The book is humourous in many parts but after a while the seriousness of the mental decline of Eva becomes apparent as she barricaded herself in her bedroom and minimised contact with her family and friends.
Towards the end of the book she asks someone to board the inside of her window after her view of a beautiful tree was destroyed when it was cut down. Her contact with the outside world then became so minimal that she relied on people to feed her through a small hole in the door and she lived in darkness.
Eventually strangers became that concerned for her welfare that the door was eventually kicked in, her mother bathed her and she was sat in front of a fire. It wasn’t until the end when she said ‘It’s kindness, isn’t it? Simple kindness’ that I truly felt so sad.
Call me ridiculous, but isn’t that what we all want people to be? Kind? It costs nothing. I often said to my students that manners cost nothing and treat others like you would want to be treated. Not because I’m a saint, but because I would expect to be treated with decency.
Why do I write about this today? Well it has nothing to do with my work but more to do with me and the journey I’ve been on. Today I met with someone. A prearranged get together. I sat, bought tea and cakes and watched my ‘friend’ crochet. Just simple kindness would have been to just give me 30 mins of time. Not to listen to a monologue (which I can do when I’m in self) but to share in the experience of being together.
When I first read the last line in this book I looked back on my expectations of people closest to me. I realised that many of my disappointments have been because I expected kindness from them. Did I expect too much?
When the tree was cut down in the book, Eva gave up hope. My interpretation was that the tree symbolised to Eva the beauty around her despite her life’s experiences. When this had gone, so had Eva.
Eventually she allowed herself to be rescued as ‘Life was too difficult to travel alone’.
Thankfully I have met friends who are kind, together we give our time to each other. After periods of darkness and isolation (usually when some of my best artwork comes about) I have been rescued by their kindness and concern for my well being. I have been carried through difficult times and bathed in love when all I wanted was simple kindness.

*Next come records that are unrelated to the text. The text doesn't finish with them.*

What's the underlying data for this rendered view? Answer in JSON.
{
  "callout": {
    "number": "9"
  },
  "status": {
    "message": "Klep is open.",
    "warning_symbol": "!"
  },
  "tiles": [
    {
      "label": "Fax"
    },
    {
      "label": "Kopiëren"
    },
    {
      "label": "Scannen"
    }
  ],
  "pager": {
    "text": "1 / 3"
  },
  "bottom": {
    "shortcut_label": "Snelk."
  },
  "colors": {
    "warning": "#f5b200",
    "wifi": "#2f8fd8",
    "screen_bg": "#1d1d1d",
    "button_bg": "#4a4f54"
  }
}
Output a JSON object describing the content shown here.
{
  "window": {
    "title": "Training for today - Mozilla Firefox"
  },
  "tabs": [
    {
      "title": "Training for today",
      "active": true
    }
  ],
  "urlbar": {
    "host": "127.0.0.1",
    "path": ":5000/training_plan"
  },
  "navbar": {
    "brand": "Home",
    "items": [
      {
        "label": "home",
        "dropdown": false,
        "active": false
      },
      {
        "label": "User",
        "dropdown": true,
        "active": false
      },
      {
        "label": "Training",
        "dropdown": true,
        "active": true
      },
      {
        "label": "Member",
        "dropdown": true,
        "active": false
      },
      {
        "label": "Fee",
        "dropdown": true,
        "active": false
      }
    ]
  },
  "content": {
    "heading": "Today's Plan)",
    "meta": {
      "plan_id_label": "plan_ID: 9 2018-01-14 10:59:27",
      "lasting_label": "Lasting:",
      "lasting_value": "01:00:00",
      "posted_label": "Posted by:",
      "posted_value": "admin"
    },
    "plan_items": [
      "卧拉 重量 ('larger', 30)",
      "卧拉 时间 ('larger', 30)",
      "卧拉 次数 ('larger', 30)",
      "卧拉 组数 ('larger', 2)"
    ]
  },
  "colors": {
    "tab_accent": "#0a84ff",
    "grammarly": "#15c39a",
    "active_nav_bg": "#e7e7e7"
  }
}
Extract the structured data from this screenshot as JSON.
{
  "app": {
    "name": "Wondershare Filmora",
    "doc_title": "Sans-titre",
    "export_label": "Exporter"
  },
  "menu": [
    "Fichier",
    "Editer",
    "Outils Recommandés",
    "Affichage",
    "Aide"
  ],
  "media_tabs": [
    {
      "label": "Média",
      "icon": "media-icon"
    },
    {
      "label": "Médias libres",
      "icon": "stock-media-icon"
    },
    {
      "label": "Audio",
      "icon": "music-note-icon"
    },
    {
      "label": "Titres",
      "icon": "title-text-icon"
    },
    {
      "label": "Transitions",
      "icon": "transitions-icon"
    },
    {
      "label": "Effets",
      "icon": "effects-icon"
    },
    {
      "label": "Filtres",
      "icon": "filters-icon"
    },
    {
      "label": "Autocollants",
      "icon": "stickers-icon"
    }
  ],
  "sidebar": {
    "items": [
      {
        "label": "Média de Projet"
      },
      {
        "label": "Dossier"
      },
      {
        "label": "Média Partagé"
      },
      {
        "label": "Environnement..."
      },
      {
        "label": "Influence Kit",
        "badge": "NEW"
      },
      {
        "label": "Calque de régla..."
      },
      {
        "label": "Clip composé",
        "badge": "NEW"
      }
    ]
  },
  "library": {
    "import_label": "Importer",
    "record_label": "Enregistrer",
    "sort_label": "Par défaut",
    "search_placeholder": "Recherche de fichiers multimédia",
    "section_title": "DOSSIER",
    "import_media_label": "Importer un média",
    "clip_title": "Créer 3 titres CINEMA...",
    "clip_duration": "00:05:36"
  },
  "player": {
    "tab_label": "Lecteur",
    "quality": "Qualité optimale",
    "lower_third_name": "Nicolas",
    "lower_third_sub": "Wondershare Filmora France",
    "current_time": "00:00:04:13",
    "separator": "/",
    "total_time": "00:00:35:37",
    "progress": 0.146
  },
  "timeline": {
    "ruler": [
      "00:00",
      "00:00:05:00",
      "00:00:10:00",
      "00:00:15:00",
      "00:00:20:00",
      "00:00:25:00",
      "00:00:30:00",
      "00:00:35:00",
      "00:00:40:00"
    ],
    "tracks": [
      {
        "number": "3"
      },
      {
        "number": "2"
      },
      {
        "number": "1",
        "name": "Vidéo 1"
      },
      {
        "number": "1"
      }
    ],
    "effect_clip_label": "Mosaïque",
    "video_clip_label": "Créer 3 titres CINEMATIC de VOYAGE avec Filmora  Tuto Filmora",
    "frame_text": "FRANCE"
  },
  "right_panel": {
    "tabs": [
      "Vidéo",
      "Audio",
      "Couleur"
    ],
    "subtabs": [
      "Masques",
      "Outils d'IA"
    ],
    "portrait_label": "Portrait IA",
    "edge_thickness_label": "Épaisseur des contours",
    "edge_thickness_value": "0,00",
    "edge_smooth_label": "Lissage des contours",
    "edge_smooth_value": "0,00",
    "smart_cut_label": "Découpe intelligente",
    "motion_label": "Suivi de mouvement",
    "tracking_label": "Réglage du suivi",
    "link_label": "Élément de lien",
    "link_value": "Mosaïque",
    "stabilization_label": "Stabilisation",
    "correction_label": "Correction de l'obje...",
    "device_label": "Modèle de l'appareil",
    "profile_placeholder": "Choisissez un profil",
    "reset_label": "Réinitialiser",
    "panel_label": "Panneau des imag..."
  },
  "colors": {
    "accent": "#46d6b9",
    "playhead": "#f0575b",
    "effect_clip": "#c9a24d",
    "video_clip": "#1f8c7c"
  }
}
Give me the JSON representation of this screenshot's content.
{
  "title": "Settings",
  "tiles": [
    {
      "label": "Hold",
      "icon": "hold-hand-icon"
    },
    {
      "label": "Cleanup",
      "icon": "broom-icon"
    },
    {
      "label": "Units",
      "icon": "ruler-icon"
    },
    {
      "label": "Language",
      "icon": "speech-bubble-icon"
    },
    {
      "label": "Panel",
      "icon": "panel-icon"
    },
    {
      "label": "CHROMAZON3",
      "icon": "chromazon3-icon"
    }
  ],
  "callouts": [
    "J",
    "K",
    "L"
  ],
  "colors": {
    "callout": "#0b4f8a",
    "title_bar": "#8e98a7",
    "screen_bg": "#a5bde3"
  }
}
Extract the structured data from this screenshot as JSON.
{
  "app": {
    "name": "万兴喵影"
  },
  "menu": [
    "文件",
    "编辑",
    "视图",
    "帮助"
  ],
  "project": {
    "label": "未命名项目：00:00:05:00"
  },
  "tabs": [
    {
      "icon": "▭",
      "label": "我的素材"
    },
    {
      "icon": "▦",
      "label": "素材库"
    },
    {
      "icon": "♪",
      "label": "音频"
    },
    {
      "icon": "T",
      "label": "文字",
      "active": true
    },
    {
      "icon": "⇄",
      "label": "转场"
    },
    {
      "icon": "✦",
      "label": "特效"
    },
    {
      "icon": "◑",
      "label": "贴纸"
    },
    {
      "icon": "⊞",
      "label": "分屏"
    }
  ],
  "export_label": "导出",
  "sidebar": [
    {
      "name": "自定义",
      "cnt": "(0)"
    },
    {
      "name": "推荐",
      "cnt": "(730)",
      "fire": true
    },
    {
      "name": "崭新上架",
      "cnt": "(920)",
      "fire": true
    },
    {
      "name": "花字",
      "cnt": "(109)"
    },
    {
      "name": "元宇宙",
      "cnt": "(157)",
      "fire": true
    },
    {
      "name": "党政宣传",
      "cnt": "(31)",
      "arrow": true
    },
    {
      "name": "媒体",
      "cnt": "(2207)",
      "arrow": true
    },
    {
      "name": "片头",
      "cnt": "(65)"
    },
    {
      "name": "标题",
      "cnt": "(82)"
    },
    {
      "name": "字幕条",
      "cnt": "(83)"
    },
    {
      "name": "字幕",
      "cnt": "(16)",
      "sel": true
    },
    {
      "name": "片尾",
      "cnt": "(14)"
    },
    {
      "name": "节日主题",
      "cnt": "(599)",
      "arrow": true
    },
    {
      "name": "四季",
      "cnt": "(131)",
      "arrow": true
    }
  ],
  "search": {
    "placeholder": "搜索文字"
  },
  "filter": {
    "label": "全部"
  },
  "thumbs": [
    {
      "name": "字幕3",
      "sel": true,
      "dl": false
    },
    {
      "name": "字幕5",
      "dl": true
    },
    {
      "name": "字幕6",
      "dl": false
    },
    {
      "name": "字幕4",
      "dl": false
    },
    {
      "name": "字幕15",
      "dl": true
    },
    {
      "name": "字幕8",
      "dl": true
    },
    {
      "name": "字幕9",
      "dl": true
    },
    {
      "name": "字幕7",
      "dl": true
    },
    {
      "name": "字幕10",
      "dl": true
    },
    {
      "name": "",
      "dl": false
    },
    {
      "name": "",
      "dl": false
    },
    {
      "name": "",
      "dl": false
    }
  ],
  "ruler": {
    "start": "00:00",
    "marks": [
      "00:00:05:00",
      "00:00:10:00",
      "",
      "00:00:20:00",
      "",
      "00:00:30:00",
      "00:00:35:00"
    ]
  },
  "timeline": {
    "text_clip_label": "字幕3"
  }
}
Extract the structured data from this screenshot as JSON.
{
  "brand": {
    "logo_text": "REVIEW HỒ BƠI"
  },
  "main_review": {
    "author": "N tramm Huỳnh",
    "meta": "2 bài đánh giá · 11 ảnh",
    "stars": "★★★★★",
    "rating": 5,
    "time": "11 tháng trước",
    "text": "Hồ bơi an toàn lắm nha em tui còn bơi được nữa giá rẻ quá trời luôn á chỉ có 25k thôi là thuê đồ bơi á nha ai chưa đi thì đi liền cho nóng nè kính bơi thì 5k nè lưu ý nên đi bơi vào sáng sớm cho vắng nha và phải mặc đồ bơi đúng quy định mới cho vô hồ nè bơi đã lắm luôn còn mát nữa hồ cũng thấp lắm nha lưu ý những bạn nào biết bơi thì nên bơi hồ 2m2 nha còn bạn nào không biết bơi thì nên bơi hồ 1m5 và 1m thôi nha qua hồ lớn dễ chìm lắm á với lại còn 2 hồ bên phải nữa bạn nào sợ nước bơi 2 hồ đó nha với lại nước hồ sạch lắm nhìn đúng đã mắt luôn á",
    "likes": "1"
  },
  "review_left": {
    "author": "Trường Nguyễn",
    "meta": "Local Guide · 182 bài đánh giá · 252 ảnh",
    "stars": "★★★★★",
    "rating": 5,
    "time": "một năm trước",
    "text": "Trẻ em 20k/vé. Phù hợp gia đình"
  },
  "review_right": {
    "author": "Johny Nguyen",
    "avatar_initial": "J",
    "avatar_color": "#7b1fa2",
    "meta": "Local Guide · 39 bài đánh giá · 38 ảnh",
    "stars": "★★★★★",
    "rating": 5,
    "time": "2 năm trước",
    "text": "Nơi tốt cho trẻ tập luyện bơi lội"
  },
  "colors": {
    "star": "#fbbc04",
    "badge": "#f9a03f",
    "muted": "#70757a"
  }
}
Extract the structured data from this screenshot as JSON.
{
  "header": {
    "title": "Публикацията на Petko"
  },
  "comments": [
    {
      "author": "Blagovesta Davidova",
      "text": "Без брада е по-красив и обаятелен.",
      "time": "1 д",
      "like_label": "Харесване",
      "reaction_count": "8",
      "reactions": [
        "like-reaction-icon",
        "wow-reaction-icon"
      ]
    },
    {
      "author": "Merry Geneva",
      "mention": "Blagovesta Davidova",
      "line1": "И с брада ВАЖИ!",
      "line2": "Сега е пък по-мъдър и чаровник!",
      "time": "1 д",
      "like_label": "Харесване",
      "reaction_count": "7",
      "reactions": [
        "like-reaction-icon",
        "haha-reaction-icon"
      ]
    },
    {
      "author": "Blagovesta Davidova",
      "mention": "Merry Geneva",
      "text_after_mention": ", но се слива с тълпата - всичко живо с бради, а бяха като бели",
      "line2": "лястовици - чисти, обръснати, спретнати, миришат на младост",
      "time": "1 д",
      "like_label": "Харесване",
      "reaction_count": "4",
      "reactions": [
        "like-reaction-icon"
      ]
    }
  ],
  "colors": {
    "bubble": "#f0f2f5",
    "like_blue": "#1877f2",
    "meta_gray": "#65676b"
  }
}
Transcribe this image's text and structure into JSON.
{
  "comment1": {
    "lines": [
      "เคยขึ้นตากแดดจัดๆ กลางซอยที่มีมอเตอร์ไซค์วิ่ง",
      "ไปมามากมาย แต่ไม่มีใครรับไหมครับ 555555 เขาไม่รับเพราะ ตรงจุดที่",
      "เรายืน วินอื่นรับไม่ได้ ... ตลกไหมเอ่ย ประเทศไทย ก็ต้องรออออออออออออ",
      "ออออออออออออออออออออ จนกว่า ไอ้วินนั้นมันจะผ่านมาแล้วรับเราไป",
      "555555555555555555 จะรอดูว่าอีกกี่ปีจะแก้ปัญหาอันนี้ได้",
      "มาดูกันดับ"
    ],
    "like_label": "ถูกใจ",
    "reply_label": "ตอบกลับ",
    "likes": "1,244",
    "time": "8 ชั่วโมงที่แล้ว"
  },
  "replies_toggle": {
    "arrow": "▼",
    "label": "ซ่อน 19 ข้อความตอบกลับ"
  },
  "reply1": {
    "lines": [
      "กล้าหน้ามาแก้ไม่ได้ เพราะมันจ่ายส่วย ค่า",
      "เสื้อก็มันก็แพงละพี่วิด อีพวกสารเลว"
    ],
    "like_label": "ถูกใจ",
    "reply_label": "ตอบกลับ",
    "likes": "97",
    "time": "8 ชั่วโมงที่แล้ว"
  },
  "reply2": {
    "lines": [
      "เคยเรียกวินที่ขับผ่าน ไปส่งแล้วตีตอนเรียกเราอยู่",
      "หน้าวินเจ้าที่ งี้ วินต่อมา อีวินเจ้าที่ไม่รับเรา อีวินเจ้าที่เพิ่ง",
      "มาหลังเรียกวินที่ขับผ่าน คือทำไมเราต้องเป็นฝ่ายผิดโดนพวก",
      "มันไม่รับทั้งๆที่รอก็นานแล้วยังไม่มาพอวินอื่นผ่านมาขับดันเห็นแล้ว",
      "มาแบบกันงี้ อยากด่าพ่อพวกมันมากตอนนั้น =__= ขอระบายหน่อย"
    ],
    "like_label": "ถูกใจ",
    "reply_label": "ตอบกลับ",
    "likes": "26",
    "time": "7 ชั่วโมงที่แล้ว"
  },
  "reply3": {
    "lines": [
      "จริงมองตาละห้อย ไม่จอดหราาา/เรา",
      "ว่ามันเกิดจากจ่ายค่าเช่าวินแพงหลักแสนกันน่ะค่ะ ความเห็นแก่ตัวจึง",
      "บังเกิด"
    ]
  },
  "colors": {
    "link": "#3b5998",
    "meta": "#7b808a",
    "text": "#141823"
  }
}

A lot of my work is a combination of metaphors and representations of periods of my life. I have a very small circle of trust and quite often I find it easier to explain my art and the messages within than to explain my feelings. Art is a remarkable tool in which to speak. It gives me a voice when I need it most and more importantly it is always kind and generous. For that I am truly grateful.
Life is too difficult to travel alone and I am grateful to be travelling it with others who feel the same. Welcome to all who read. Keep with me!